The bill also raises taxes, according to the White House fact sheet on the proposal. It will “impose a 15% minimum tax on the corporate profits that large corporations—with over $1 billion in profits—report to shareholders… [and] includes a 1% surcharge on corporate stock buybacks… it’d adopt a 15% minimum tax on foreign profits of U.S. corporations… apply a 5 percent rate above income of $10 million, and an additional 3 percent above income of $25 million. close the loopholes [on]… the 3.8 Medicare tax.”

Left out is $500 billion for universal paid family leave, $111 billion for universal tuition for two years of community college, $400 billion of the extended child tax credits another four years and a plan to have the Internal Revenue Service monitor every bank account $600 and over.

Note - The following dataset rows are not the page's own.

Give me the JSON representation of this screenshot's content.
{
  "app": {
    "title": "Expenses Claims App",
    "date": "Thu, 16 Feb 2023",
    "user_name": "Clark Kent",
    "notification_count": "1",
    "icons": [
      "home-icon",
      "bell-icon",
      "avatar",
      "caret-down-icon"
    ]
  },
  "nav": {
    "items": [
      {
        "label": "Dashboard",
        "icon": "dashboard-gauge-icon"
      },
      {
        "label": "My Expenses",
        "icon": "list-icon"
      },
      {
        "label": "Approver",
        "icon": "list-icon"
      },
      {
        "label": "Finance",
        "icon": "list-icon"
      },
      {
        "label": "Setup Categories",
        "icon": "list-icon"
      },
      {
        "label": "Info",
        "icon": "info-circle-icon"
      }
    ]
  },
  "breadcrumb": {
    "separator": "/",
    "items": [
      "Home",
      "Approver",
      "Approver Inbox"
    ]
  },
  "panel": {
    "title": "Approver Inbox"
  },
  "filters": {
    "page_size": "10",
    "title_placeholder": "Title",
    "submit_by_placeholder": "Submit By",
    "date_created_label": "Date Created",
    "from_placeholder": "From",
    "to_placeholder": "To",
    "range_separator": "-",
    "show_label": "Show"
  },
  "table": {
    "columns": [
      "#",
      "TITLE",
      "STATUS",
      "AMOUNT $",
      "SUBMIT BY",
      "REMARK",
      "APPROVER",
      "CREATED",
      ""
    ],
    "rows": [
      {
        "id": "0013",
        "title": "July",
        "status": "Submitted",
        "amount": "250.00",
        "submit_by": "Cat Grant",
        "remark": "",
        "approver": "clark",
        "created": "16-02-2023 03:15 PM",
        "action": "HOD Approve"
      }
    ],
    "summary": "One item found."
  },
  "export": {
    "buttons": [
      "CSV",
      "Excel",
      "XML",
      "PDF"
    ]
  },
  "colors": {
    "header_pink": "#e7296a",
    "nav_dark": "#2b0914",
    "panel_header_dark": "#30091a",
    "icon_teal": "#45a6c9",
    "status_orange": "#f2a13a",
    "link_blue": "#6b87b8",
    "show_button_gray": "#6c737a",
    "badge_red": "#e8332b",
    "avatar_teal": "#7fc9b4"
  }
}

With the legislation scaled down and the infrastructure bill in the rear view mirror, this puts considerable pressure on vulnerable Democrats in the House and Senate who are facing reelection in the 2022 midterms, who are now demanding Congressional Budget Office (CBO) score of the legislation before voting for anything. If the CBO score comes in much higher than $1.75 trillion, that could be enough to kill the bill.

Which would be no skin off Sen. Manchin’s nose. He’d rather not vote for any more spending bills. After all, if Manchin really believes “DC can no longer ignore the economic pain Americans feel every day” via inflation, he has to oppose the $1.75 trillion spending plan. We’ll see.

Robert Romano is the Vice President of Public Policy at Americans for Limited Government.